“Laboratori di Rinascita” è l’iniziativa destinata alle donne private della libertà per favorire il controllo delle emozioni e l’aggressività. Promosso dall’associazione Socialismo Diritti Riforme, in collaborazione con la Direzione della Casa Circondariale di Cagliari-Uta e dell’Area Educativa, il progetto, avviato nel 2020, si articola in sei appuntamenti a cadenza mensile.

Ideati da Maria Cristina Deidda, oncologa palliativista, e Cristina Muntoni, docente di Storia della sacralità femminile nella Scuola di Arteterapia, gli appuntamenti, con il coinvolgimento di altre quattro professioniste, prevedono l’utilizzo di diverse forme d’arte e comunicazione. Il programma, che sarà inaugurato domani pomeriggio, si avvarrà infatti di tecniche di arteterapia, musicoterapia, passi di afrodanza, meditazione con tecnica Osho, tecniche di scrittura rituale e percorsi di rilassamento anche con l’ausilio di cimbali e oli essenziali.
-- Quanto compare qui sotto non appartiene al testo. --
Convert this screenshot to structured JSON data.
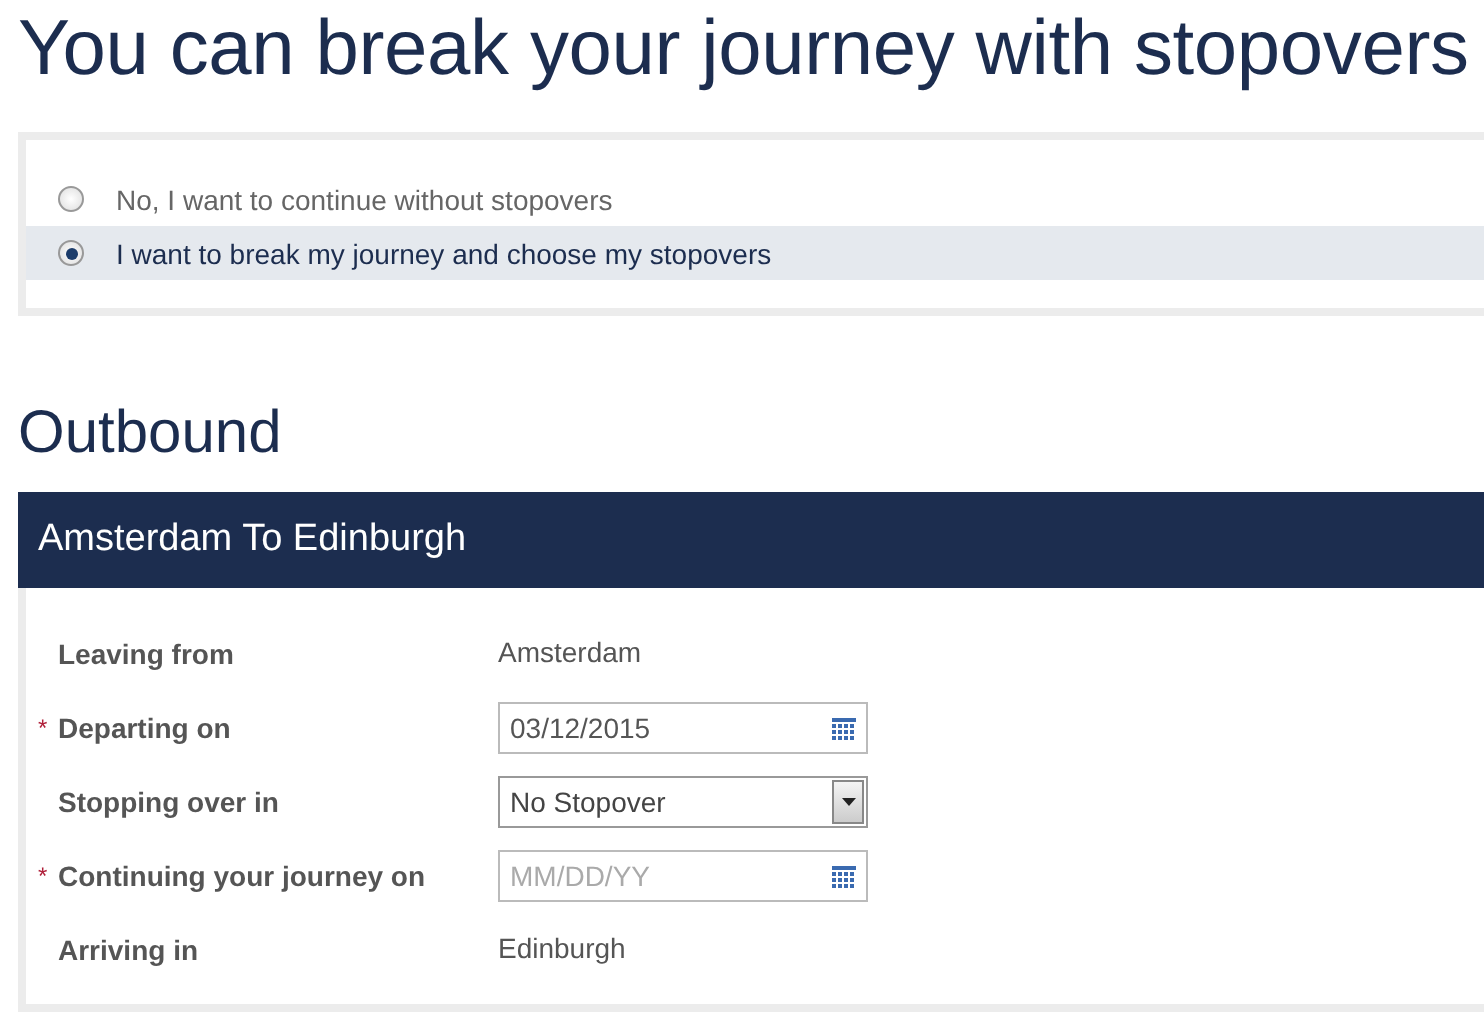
{
  "title": "You can break your journey with stopovers",
  "options": [
    {
      "label": "No, I want to continue without stopovers",
      "selected": false
    },
    {
      "label": "I want to break my journey and choose my stopovers",
      "selected": true
    }
  ],
  "section_title": "Outbound",
  "route": {
    "title": "Amsterdam To Edinburgh",
    "fields": [
      {
        "label": "Leaving from",
        "kind": "text",
        "value": "Amsterdam"
      },
      {
        "marker": "*",
        "label": "Departing on",
        "kind": "date",
        "value": "03/12/2015"
      },
      {
        "label": "Stopping over in",
        "kind": "select",
        "value": "No Stopover"
      },
      {
        "marker": "*",
        "label": "Continuing your journey on",
        "kind": "date",
        "placeholder": "MM/DD/YY"
      },
      {
        "label": "Arriving in",
        "kind": "text",
        "value": "Edinburgh"
      }
    ]
  }
}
Nel progetto è previsto anche  il coinvolgimento delle funzionarie giuridico-pedagogiche e delle Agenti della Polizia Penitenziaria, oltre alle volontari.

 “Il programma  – ha spiegato Maria Cristina Deidda – promuove la capacità di vivere il disagio personale evitando di trasferirlo sulle altre persone. L’esperienza del dolore e della frustrazione ha spesso risvolti autolesionistici ma talvolta la persona può trasformarsi da vittima in carnefice. L’ansia quindi diventa rabbia e aggressione verbale e/o fisica. Riteniamo che l’esperienza della nostra équipe, che lavora nel Day Service di Cure palliative e terapia del dolore nell’Ospedale San Giovanni, possa essere utile in un contesto detentivo dove il disagio è innegabile”.

“Poter contare sul contributo di persone altamente qualificate con una proposta innovativa di approccio alle problematiche delle detenute  – ha sottolineato Marco Porcu, direttore della Casa Circondariale di Cagliari-Uta – è per l’Istituto un’occasione importante. Il nostro agire infatti è spesso reso difficile proprio dalle difficoltà che incontrano le donne nella condizione di perdita della libertà. È un progetto ambizioso che inciderà sicuramente in modo positivo in un ambiente dove i conflitti e il disagio psicologico e sociale sono molto marcati”.

“La realtà femminile nelle carceri – evidenzia Paola Melis, presidente di SDR – è particolarmente problematica per diversi fattori. Nelle donne private della libertà è molto  presente il senso di colpa e la preoccupazione per i figli e/o il marito. Anche la scarsa possibilità di avvalersi di corsi di formazione professionale e/o del  lavoro esterno aggrava il senso di frustrazione. Imparare a gestire il disagio è sicuramente uno strumento utile per le detenute, ma anche per chi come le funzionarie giuridico-pedagogiche e le agenti condividono con loro spazi e tempi”.